Probabilistic Block Term Decomposition for the Modelling of Higher-Order Arrays

TL;DR

This paper introduces a variational Bayesian approach for Block-Term Decomposition (BTD) of higher-order tensors, enabling robust modeling and inference of multi-linear structures in noisy data.

Contribution

It proposes an efficient probabilistic BTD method using Bayesian inference and the von-Mises Fisher distribution to impose orthogonality, advancing tensor factorization techniques.

Findings

Effective in noisy data scenarios

Capable of model order quantification

Provides robust inference of multi-linear patterns

Abstract

Tensors are ubiquitous in science and engineering and tensor factorization approaches have become important tools for the characterization of higher order structure. Factorizations includes the outer-product rank Canonical Polyadic Decomposition (CPD) as well as the multi-linear rank Tucker decomposition in which the Block-Term Decomposition (BTD) is a structured intermediate interpolating between these two representations.
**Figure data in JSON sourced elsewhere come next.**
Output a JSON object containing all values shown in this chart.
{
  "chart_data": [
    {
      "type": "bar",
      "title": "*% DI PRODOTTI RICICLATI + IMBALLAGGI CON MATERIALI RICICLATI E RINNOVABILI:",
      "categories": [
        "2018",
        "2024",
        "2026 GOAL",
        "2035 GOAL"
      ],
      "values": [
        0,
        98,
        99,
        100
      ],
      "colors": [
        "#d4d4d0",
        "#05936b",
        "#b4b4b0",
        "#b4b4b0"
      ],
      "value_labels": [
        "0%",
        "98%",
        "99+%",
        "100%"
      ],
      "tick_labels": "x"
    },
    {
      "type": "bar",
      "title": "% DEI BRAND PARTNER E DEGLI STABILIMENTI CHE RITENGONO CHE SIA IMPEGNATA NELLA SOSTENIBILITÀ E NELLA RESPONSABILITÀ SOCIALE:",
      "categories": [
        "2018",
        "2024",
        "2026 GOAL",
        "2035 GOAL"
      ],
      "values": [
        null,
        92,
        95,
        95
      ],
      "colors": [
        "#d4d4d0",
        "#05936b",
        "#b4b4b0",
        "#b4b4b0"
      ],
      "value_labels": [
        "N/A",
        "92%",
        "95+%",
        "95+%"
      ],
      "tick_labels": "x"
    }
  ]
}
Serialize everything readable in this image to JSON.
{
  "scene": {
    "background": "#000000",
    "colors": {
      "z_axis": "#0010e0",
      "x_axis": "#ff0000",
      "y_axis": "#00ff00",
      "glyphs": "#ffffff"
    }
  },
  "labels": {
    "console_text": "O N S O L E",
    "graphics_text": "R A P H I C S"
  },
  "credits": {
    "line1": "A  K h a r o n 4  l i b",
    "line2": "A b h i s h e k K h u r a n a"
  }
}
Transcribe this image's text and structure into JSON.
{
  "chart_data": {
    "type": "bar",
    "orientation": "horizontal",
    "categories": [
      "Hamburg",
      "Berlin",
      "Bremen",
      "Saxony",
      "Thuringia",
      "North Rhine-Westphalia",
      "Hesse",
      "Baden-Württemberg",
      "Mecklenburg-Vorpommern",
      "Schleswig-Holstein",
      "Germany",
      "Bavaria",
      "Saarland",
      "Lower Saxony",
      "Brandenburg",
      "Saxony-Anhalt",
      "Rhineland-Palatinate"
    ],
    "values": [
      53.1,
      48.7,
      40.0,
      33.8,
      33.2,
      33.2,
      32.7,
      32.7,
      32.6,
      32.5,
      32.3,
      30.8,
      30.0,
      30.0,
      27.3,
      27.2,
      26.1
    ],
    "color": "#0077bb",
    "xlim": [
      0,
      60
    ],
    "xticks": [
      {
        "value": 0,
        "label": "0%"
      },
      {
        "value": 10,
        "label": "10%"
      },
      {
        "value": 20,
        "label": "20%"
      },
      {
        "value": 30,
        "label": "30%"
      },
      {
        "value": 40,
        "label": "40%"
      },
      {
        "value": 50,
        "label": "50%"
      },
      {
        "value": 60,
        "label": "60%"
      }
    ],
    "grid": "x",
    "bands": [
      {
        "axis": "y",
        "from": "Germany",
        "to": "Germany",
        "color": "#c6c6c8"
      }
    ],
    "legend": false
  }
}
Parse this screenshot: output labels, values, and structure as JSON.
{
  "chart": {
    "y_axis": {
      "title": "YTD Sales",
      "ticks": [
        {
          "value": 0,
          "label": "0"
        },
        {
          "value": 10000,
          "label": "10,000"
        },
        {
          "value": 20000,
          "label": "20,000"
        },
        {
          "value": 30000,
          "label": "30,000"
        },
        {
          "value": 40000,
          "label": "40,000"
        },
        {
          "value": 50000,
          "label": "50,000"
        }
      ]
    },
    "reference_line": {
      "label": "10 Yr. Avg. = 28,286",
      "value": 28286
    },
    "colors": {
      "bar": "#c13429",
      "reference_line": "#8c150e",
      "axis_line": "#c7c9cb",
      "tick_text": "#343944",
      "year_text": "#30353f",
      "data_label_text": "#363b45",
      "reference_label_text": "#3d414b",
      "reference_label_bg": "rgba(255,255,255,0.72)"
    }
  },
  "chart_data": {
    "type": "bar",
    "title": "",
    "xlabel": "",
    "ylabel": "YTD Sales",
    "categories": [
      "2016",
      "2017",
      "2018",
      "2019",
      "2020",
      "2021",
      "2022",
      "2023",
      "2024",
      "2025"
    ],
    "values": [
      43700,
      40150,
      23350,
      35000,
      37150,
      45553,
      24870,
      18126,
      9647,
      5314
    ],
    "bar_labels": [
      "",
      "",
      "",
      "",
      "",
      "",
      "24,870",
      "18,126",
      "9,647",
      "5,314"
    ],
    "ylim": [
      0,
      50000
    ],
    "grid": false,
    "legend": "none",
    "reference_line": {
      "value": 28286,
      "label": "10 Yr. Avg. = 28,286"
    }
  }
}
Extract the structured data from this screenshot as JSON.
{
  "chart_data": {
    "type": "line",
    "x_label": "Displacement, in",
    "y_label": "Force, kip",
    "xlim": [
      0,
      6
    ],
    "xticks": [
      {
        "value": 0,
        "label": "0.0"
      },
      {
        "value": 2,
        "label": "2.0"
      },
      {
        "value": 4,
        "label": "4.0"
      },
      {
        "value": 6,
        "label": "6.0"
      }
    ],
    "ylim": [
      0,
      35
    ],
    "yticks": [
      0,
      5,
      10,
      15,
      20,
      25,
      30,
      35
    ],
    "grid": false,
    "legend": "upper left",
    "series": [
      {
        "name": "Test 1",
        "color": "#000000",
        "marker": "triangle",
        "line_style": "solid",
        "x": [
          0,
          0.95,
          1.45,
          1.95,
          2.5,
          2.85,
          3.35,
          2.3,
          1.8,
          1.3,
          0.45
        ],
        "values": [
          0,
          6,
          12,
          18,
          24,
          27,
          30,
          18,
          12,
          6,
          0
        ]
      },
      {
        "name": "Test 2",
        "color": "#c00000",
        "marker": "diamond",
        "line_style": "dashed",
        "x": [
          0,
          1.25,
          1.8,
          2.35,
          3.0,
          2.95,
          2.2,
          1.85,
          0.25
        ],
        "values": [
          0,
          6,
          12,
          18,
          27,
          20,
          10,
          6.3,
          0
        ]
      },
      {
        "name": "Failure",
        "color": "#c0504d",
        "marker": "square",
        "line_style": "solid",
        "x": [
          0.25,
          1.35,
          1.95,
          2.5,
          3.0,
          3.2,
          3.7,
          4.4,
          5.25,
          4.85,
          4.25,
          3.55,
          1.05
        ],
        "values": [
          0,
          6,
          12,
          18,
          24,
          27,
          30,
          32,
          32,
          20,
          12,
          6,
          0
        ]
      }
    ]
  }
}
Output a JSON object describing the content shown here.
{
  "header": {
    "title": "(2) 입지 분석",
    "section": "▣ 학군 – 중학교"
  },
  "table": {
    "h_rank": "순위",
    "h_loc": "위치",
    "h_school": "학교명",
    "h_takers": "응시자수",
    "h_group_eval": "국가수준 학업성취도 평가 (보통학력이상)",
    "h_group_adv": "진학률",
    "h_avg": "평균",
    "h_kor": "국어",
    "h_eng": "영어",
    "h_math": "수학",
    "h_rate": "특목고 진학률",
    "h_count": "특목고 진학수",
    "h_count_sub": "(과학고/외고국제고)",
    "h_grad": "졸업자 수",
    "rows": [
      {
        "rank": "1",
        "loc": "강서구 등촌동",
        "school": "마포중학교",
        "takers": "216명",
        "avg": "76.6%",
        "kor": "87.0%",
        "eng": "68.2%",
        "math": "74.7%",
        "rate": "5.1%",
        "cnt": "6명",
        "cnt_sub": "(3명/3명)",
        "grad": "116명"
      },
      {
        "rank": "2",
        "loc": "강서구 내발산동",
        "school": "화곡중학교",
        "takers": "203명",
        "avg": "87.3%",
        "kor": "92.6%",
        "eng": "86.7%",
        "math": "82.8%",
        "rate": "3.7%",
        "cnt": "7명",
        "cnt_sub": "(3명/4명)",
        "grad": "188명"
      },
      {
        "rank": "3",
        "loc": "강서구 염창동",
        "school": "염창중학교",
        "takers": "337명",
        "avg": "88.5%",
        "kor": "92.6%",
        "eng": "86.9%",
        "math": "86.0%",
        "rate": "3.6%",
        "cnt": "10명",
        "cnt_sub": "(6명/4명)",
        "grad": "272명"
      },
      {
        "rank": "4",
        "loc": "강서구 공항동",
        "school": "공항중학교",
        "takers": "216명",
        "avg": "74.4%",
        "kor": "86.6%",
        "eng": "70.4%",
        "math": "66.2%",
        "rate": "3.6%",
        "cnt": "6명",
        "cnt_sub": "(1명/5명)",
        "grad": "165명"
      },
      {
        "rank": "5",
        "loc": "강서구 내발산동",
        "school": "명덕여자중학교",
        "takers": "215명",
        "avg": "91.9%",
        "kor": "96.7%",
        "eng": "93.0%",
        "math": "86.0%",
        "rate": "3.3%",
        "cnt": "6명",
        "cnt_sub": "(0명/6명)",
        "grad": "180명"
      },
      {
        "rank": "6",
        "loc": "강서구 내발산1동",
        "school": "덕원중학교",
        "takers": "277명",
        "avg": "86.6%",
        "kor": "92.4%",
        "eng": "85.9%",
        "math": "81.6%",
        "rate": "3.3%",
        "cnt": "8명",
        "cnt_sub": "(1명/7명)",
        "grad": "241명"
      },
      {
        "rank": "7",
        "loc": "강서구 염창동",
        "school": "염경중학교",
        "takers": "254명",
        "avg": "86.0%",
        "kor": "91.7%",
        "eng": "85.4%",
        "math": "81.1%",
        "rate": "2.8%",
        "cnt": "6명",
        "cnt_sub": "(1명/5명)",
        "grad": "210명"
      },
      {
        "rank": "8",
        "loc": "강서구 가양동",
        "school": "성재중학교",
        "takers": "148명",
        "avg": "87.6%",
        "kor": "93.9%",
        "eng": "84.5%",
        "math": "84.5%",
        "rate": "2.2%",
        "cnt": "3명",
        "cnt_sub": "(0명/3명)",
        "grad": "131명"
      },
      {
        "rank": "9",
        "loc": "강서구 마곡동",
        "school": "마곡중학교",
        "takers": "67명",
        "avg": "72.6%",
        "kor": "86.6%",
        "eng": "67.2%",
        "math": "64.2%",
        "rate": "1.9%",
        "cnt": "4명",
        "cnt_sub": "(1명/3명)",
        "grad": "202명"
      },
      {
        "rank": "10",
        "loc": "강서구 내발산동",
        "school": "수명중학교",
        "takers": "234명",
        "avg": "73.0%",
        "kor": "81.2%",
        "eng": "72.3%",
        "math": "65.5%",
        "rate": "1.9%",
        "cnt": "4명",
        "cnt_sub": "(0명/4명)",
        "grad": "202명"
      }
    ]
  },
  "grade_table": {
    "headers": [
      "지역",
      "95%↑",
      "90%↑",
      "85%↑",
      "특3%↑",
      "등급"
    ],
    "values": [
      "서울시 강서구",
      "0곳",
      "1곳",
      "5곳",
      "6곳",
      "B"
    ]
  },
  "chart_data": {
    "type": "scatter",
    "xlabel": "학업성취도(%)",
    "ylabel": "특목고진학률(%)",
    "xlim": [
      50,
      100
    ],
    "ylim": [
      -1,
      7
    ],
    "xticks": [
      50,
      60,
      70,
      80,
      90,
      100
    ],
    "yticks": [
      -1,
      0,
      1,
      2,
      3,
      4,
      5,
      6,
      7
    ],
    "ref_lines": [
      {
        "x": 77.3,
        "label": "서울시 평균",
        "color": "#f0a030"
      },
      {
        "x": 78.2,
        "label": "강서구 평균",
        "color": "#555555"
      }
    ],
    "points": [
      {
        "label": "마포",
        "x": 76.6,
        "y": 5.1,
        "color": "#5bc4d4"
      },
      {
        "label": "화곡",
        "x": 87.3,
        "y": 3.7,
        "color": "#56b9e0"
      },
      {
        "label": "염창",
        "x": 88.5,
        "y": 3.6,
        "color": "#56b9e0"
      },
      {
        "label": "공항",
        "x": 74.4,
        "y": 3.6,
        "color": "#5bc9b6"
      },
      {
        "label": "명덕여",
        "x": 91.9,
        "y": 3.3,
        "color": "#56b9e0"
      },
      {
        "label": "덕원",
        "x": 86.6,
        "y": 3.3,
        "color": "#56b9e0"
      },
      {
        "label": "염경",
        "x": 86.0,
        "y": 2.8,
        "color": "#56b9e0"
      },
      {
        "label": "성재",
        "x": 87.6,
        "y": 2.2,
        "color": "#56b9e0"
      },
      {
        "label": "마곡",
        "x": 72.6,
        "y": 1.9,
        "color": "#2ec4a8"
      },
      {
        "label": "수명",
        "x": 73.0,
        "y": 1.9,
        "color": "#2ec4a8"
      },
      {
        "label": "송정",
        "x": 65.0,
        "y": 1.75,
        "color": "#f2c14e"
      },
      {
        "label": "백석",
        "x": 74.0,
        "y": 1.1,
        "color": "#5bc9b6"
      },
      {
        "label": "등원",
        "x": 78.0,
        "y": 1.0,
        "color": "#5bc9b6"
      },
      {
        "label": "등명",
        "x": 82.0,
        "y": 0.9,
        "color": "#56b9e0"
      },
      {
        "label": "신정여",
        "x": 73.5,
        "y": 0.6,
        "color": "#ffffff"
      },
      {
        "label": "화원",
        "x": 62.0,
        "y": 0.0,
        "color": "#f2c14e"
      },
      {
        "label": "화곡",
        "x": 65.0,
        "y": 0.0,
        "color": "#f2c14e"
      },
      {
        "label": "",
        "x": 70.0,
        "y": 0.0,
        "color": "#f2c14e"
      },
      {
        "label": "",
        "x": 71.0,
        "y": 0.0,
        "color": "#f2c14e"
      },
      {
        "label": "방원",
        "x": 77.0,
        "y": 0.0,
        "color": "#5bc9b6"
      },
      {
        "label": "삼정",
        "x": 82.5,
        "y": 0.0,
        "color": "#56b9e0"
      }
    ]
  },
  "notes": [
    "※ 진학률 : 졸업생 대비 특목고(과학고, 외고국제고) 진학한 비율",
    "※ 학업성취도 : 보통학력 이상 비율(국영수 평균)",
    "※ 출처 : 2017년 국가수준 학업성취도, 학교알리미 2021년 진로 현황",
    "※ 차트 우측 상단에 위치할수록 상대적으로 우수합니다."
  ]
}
Whereas CPD, Tucker, and BTD have traditionally relied on maximum-likelihood estimation, Bayesian inference has been use to form probabilistic CPD and Tucker. We propose, an efficient variational Bayesian probabilistic BTD, which uses the von-Mises Fisher matrix distribution to impose orthogonality in the multi-linear Tucker parts forming the BTD. On synthetic and two real datasets, we highlight the Bayesian inference procedure and demonstrate using the proposed pBTD on noisy data and for model order quantification. We find that the probabilistic BTD can quantify suitable multi-linear structures providing a means for robust inference of patterns in multi-linear data.